I do carry a redtac rear bag with me at all times. I would have to leave something else at home if needed to lighten up the pack. We have just spent 3 days shooting in the mountains and most of the shots (on rocks) were holding 1/2 moa accuracy. The majority of the shots were in the 800 to 1200 range with some time spent on some rocks at 1500 and 1800. Even my 300 win was able to keep them on a rock at 1800. I was impressed. These shots in mountain field conditions were taken with my method in post one using a rear bag. No hand on top the scope, no sling , just the cradle method.
Brother Jeff I have no question but that it worked as well for you as you say.
I was thinking of a better way to explain it since i don't have a way to take a picture of myself doing it.
Essentially what I'm doing is adding a great deal of weight to the rifle. My elbow is just sitting inside the loop of the sling.
When I raise up the butt to my shoulder it puts downward tension on the sling pulling the stock down.

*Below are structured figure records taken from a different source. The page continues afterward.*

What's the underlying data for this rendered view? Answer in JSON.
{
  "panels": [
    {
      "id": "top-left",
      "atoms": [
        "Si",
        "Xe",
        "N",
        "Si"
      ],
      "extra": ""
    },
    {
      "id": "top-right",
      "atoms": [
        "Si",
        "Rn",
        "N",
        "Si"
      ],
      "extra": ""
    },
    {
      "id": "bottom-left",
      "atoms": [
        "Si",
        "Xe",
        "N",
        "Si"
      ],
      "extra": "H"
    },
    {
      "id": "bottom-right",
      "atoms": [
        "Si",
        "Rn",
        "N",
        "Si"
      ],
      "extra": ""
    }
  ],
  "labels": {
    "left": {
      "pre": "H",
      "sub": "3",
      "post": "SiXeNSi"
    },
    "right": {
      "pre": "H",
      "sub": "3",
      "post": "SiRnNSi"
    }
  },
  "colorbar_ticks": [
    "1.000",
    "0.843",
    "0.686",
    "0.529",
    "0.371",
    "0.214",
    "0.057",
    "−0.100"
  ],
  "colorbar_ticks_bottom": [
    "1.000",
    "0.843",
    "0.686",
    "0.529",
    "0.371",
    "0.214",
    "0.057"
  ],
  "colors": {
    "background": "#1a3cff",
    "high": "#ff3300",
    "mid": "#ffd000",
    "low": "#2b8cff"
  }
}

I then just rest the palm of my hand against the stock to add a hair more tension.
If the butt then is rested on a rear bag or monopod, you can achieve a great deal of stability.
I'd rather go at it like that than to rest on a pack or just over a log.
Some of my hunting places are as rough as it gets with steep slopes, and more rocks than dirt or sand, especially when I'm in NM or far SW Texas.
One thing I did come up with for light weight sand bags was to take some shot bags, fill them with vermiculite, and sew them in thirds and quarters creating separate sealed chambers.
You can fold them, roll them, stack them, whatever and they weigh just about 20% of what sand would.
Still not ideal or as good as having a stack of sandbags and heavy bags on the sides against the rifle but on flat ground or easy slopes they can come in hand for getting that rear bag "just right"
They'll even make a decent cradle for the fore stock set on top of rocks if you have rocks of the appropriate size to work with.